In a recent NCI Bulletin a discussion of an article in Nature states:

Some patients with advanced melanoma have had dramatic responses to a new class of targeted drugs in early stage clinical trials. While the long-term effects of these drugs, called BRAF inhibitors, are not yet known, two reports suggest that these drugs may have unintended consequences in patients whose tumors lack mutations in the BRAF gene.

In separate studies, scientists in Great Britain and the United States tested the drugs in the laboratory to better understand how BRAF inhibitors behave in cells. To their surprise, the drugs actually spurred the growth of some tumors. The preliminary findings raise the possibility that certain patients should not receive BRAF inhibitors because the drugs could make their cancers worse.

The pathways are shown below as best understood at this time.

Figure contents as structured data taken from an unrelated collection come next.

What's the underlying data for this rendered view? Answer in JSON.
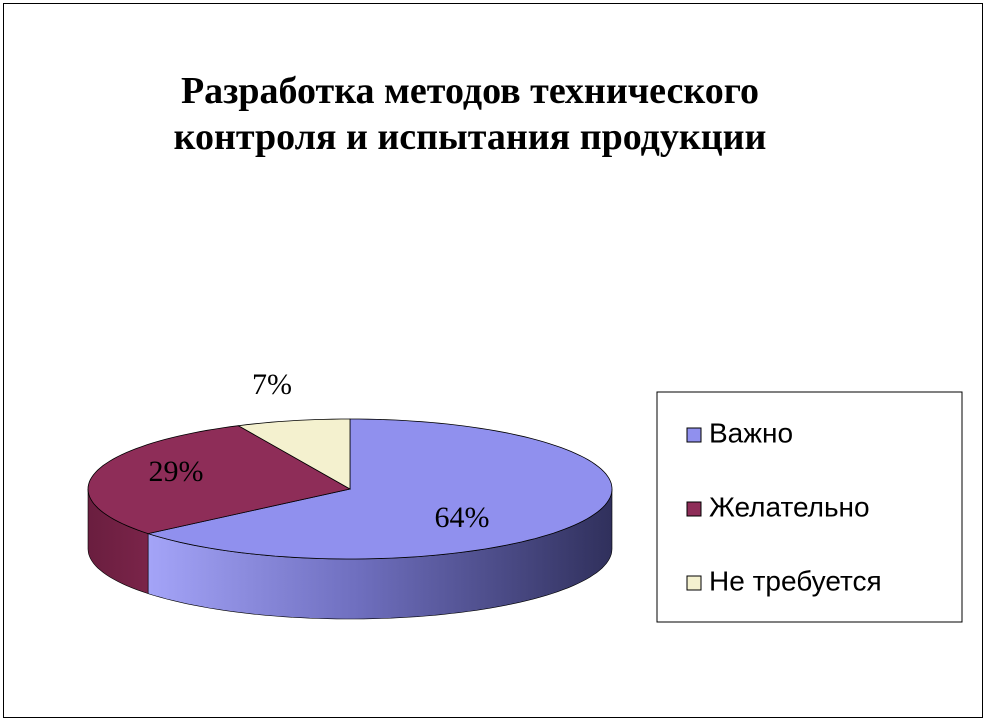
{
  "chart_data": {
    "type": "pie3d",
    "title": "Разработка методов технического контроля и испытания продукции",
    "categories": [
      "Важно",
      "Желательно",
      "Не требуется"
    ],
    "values": [
      64,
      29,
      7
    ],
    "value_labels": [
      "64%",
      "29%",
      "7%"
    ],
    "colors": [
      "#9090ee",
      "#8e2d58",
      "#f4f1cf"
    ],
    "legend": "right"
  }
}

In the Nature article the authors state:

Activating mutations in KRAS and BRAF are found in more than 30% of all human tumours and 40% of melanoma, respectively, thus targeting this pathway could have broad therapeutic effects. ... In BRAF(V600E) tumours, RAF inhibitors effectively block the mitogen-activated protein kinase (MAPK) signalling pathway and decrease tumour growth. Notably, in KRAS mutant and RAS/RAF wild-type tumours, RAF inhibitors activate the RAF-MEK-ERK pathway in a RAS-dependent manner, thus enhancing tumour growth in some xenograft models. .... These events occur independently of kinase inhibition and are, instead, linked to direct conformational effects of inhibitors on the RAF kinase domain. On the basis of these findings, we demonstrate that ATP-competitive kinase inhibitors can have opposing functions as inhibitors or activators of signalling pathways, depending on the cellular context. Furthermore, this work provides new insights into the therapeutic use of ATP-competitive RAF inhibitors.

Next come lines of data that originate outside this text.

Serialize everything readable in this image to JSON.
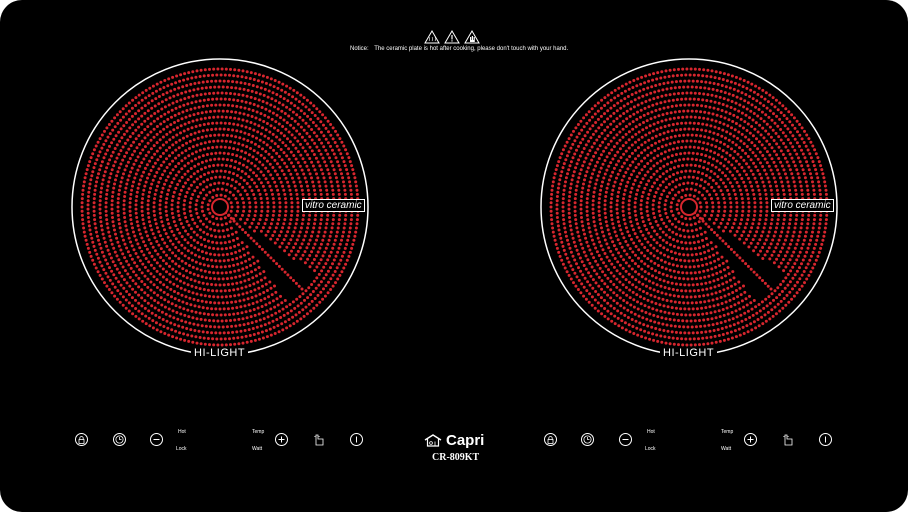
{
  "notice": {
    "label": "Notice:",
    "text": "The ceramic plate is hot after cooking, please don't touch with your hand.",
    "icons": [
      "hot-surface-warning-icon",
      "caution-warning-icon",
      "no-touch-warning-icon"
    ]
  },
  "zones": [
    {
      "tag": "vitro ceramic",
      "brand": "HI-LIGHT"
    },
    {
      "tag": "vitro ceramic",
      "brand": "HI-LIGHT"
    }
  ],
  "controls": {
    "left": {
      "icons": [
        "lock-icon",
        "timer-icon",
        "minus-icon",
        "plus-icon",
        "function-icon",
        "power-icon"
      ],
      "hot_label": "Hot",
      "lock_label": "Lock",
      "temp_label": "Temp",
      "watt_label": "Watt"
    },
    "right": {
      "icons": [
        "lock-icon",
        "timer-icon",
        "minus-icon",
        "plus-icon",
        "function-icon",
        "power-icon"
      ],
      "hot_label": "Hot",
      "lock_label": "Lock",
      "temp_label": "Temp",
      "watt_label": "Watt"
    }
  },
  "brand": {
    "name": "Capri",
    "model": "CR-809KT",
    "logo_icon": "house-logo-icon"
  },
  "colors": {
    "surface": "#000000",
    "heating_element": "#d7262e",
    "print": "#ffffff"
  }
}
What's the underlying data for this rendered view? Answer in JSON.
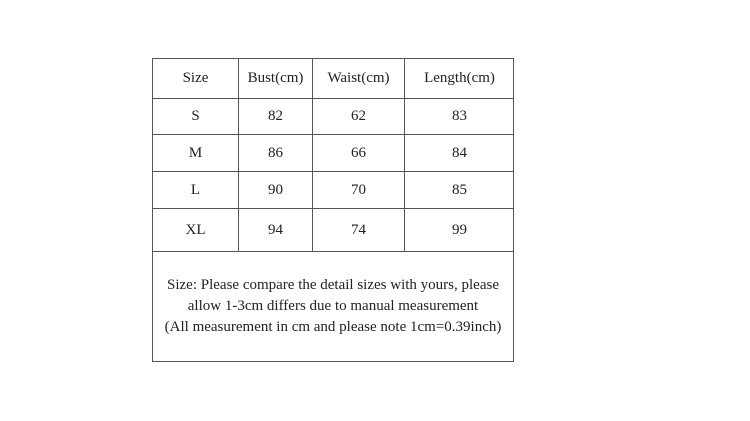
{
  "table": {
    "headers": [
      "Size",
      "Bust(cm)",
      "Waist(cm)",
      "Length(cm)"
    ],
    "rows": [
      [
        "S",
        "82",
        "62",
        "83"
      ],
      [
        "M",
        "86",
        "66",
        "84"
      ],
      [
        "L",
        "90",
        "70",
        "85"
      ],
      [
        "XL",
        "94",
        "74",
        "99"
      ]
    ]
  },
  "note": {
    "lines": [
      "Size: Please compare the detail sizes with yours, please",
      "allow 1-3cm differs due to manual measurement",
      "(All measurement in cm and please note 1cm=0.39inch)"
    ]
  }
}
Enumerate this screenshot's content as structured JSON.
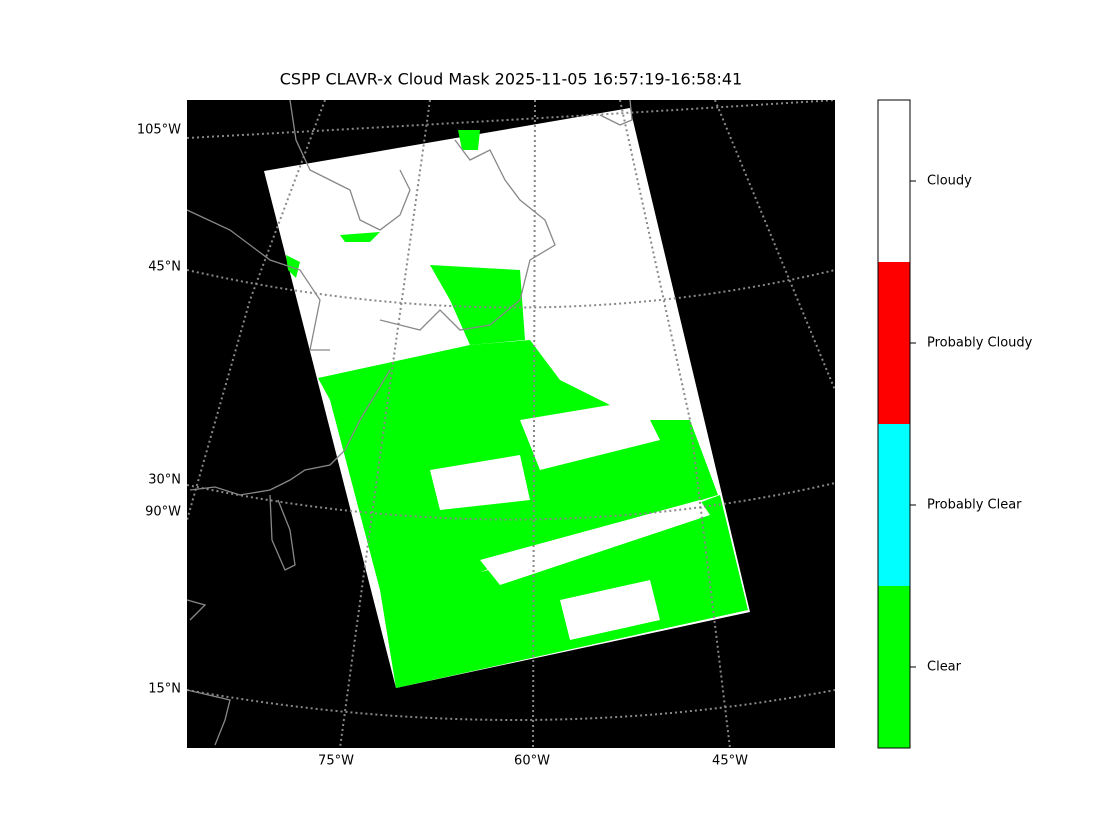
{
  "title": "CSPP CLAVR-x Cloud Mask 2025-11-05 16:57:19-16:58:41",
  "map": {
    "left_labels": [
      "105°W",
      "45°N",
      "30°N",
      "90°W",
      "15°N"
    ],
    "bottom_labels": [
      "75°W",
      "60°W",
      "45°W"
    ]
  },
  "colorbar": {
    "classes": [
      {
        "label": "Cloudy",
        "color": "#ffffff"
      },
      {
        "label": "Probably Cloudy",
        "color": "#ff0000"
      },
      {
        "label": "Probably Clear",
        "color": "#00ffff"
      },
      {
        "label": "Clear",
        "color": "#00ff00"
      }
    ]
  }
}
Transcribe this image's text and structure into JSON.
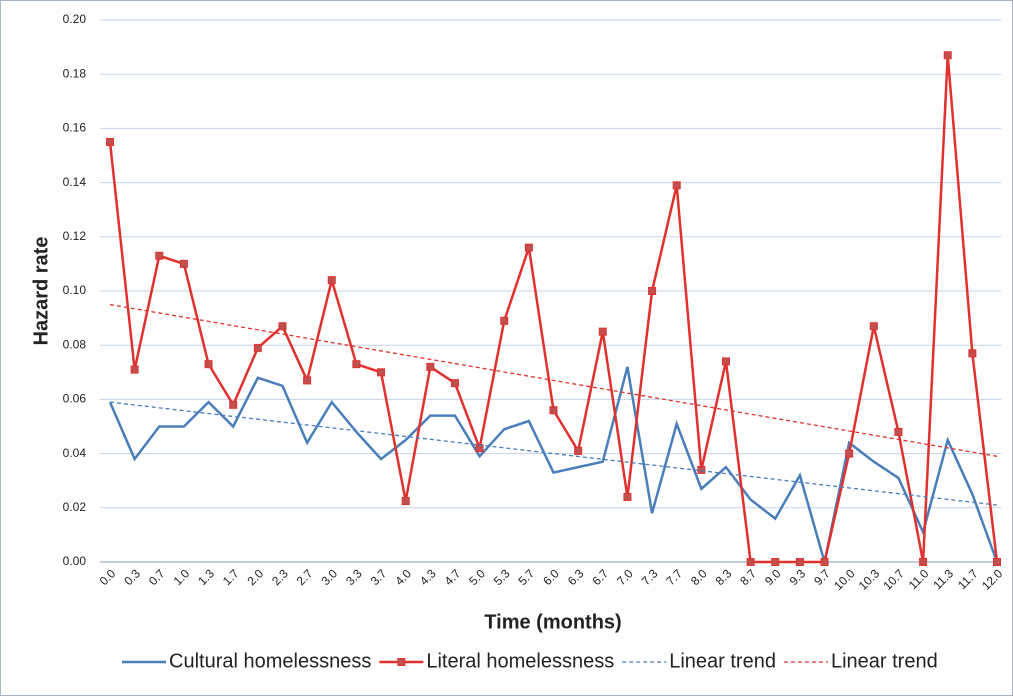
{
  "chart_data": {
    "type": "line",
    "x_label": "Time (months)",
    "y_label": "Hazard rate",
    "categories": [
      "0.0",
      "0.3",
      "0.7",
      "1.0",
      "1.3",
      "1.7",
      "2.0",
      "2.3",
      "2.7",
      "3.0",
      "3.3",
      "3.7",
      "4.0",
      "4.3",
      "4.7",
      "5.0",
      "5.3",
      "5.7",
      "6.0",
      "6.3",
      "6.7",
      "7.0",
      "7.3",
      "7.7",
      "8.0",
      "8.3",
      "8.7",
      "9.0",
      "9.3",
      "9.7",
      "10.0",
      "10.3",
      "10.7",
      "11.0",
      "11.3",
      "11.7",
      "12.0"
    ],
    "series": [
      {
        "name": "Cultural homelessness",
        "color": "#4a7ebb",
        "marker": "none",
        "values": [
          0.059,
          0.038,
          0.05,
          0.05,
          0.059,
          0.05,
          0.068,
          0.065,
          0.044,
          0.059,
          0.048,
          0.038,
          0.045,
          0.054,
          0.054,
          0.039,
          0.049,
          0.052,
          0.033,
          0.035,
          0.037,
          0.072,
          0.018,
          0.051,
          0.027,
          0.035,
          0.023,
          0.016,
          0.032,
          0,
          0.044,
          0.037,
          0.031,
          0.011,
          0.045,
          0.025,
          0
        ]
      },
      {
        "name": "Literal homelessness",
        "color": "#e0312f",
        "marker": "square",
        "values": [
          0.155,
          0.071,
          0.113,
          0.11,
          0.073,
          0.058,
          0.079,
          0.087,
          0.067,
          0.104,
          0.073,
          0.07,
          0.0225,
          0.072,
          0.066,
          0.042,
          0.089,
          0.116,
          0.056,
          0.041,
          0.085,
          0.024,
          0.1,
          0.139,
          0.034,
          0.074,
          0,
          0,
          0,
          0,
          0.04,
          0.087,
          0.048,
          0,
          0.187,
          0.077,
          0
        ]
      }
    ],
    "trendlines": [
      {
        "name": "Linear trend",
        "color": "#4a7ebb",
        "values": [
          0.059,
          0.021
        ]
      },
      {
        "name": "Linear trend",
        "color": "#e0312f",
        "values": [
          0.095,
          0.039
        ]
      }
    ],
    "ylim": [
      0,
      0.2
    ],
    "yticks": [
      {
        "value": 0,
        "label": "0.00"
      },
      {
        "value": 0.02,
        "label": "0.02"
      },
      {
        "value": 0.04,
        "label": "0.04"
      },
      {
        "value": 0.06,
        "label": "0.06"
      },
      {
        "value": 0.08,
        "label": "0.08"
      },
      {
        "value": 0.1,
        "label": "0.10"
      },
      {
        "value": 0.12,
        "label": "0.12"
      },
      {
        "value": 0.14,
        "label": "0.14"
      },
      {
        "value": 0.16,
        "label": "0.16"
      },
      {
        "value": 0.18,
        "label": "0.18"
      },
      {
        "value": 0.2,
        "label": "0.20"
      }
    ],
    "grid": true
  }
}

This seems to imply that there is a dynamic at play which we have seen frequently in complex systems, namely two stable states, on leading to diminished and controllable cell growth and one leading to metastasis.

It would be interesting to use this as a model for two things. First the development of the details of such a model. Second for the development of means to ensure that the metastatic state is inhibited.

As Dr Chapman at MSK states from the NCI article:

“The findings provide a framework for understanding possible mechanisms of resistance to BRAF inhibitors,” said Dr. Chapman. “The results give researchers an idea where to look in the signaling pathway.”

Yet we would argue that it can be taken even farther using the complex models which have been developed in systems modeling.